The Evil Within was, erstwhile, a mood piece, and fantastical at serving up strange and distressing imagery and terrorizing fights at a calculated pace. Now it’s occasionally those things, but much more often a game of the Ubisoft open-world mold in which gathering resources and completing simplistic side quests accounts for at least half your time.

Still, the esoteric horror of The Evil Within 2 is worth braving those long, barren spells of trudging, backtracking, and upgrading for. Too often, horror creators in cinema and gaming forget that you don’t scare people by filling the screen with more and more recognizable genre tropes until someone screams, but by presenting unusual subversions of the safe and familiar. Tango Gameworks is great at that: doing something unusual, where other studios would have made do with a George Romero zombie or the girl from F.E.A.R. again.

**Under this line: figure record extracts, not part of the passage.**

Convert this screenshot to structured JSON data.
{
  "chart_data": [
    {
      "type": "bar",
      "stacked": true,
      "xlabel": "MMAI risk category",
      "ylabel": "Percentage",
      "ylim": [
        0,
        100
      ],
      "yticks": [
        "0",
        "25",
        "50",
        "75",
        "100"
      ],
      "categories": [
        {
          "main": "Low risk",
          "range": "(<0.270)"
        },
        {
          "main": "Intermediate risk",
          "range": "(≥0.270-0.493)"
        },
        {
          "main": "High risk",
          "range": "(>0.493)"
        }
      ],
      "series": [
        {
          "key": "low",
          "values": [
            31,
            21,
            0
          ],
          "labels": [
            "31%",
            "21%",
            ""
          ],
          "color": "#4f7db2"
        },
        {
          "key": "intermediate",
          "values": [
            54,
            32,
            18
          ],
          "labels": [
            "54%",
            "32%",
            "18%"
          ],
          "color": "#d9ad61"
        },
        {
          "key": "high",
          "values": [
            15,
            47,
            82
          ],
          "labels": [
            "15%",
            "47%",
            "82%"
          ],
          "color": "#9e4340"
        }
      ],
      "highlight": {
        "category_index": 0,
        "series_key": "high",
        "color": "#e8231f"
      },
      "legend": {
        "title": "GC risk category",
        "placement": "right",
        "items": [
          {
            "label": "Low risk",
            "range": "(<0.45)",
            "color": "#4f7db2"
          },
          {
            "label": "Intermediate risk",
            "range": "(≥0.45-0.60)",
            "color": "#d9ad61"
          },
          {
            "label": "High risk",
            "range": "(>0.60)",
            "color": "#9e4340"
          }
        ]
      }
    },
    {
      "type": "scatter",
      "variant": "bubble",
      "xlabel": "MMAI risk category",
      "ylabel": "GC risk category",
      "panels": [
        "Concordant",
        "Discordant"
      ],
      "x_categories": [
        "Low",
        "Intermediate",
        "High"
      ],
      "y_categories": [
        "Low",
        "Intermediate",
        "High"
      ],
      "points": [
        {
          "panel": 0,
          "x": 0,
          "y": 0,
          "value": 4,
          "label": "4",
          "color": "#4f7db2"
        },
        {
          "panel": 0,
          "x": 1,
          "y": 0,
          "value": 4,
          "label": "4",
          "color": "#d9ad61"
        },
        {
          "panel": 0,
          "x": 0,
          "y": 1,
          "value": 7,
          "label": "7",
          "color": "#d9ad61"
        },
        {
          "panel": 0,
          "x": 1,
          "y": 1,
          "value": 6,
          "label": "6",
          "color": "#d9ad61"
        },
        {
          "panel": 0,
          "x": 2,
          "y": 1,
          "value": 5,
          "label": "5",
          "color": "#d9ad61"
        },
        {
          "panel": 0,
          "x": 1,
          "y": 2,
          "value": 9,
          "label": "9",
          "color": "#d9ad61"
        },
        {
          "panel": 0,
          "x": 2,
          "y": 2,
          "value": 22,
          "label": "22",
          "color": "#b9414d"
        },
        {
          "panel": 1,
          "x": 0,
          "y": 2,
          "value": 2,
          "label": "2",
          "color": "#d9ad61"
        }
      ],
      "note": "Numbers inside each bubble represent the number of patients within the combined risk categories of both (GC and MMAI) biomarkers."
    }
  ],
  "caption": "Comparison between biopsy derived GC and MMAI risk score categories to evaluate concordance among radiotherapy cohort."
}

Buy The Evil Within 2 now from Amazon UK | Amazon.com

Verdict

If it’s possible to preserve a sense of tension and genuine horror in an open-world setting, The Evil Within 2 hasn’t discovered how. In an attempt to introduce a more contemporary gameplay style than that of Shinji Mikami’s classics, this game ends up diluting its best qualities by filling your time with tedious milling about and resource-gathering.

With that said, its peculiar imagery and narrative, which is so far past ridiculous that it comes full-circle back to engaging, still shine brightly enough that The Evil Within 2 still gets under your skin.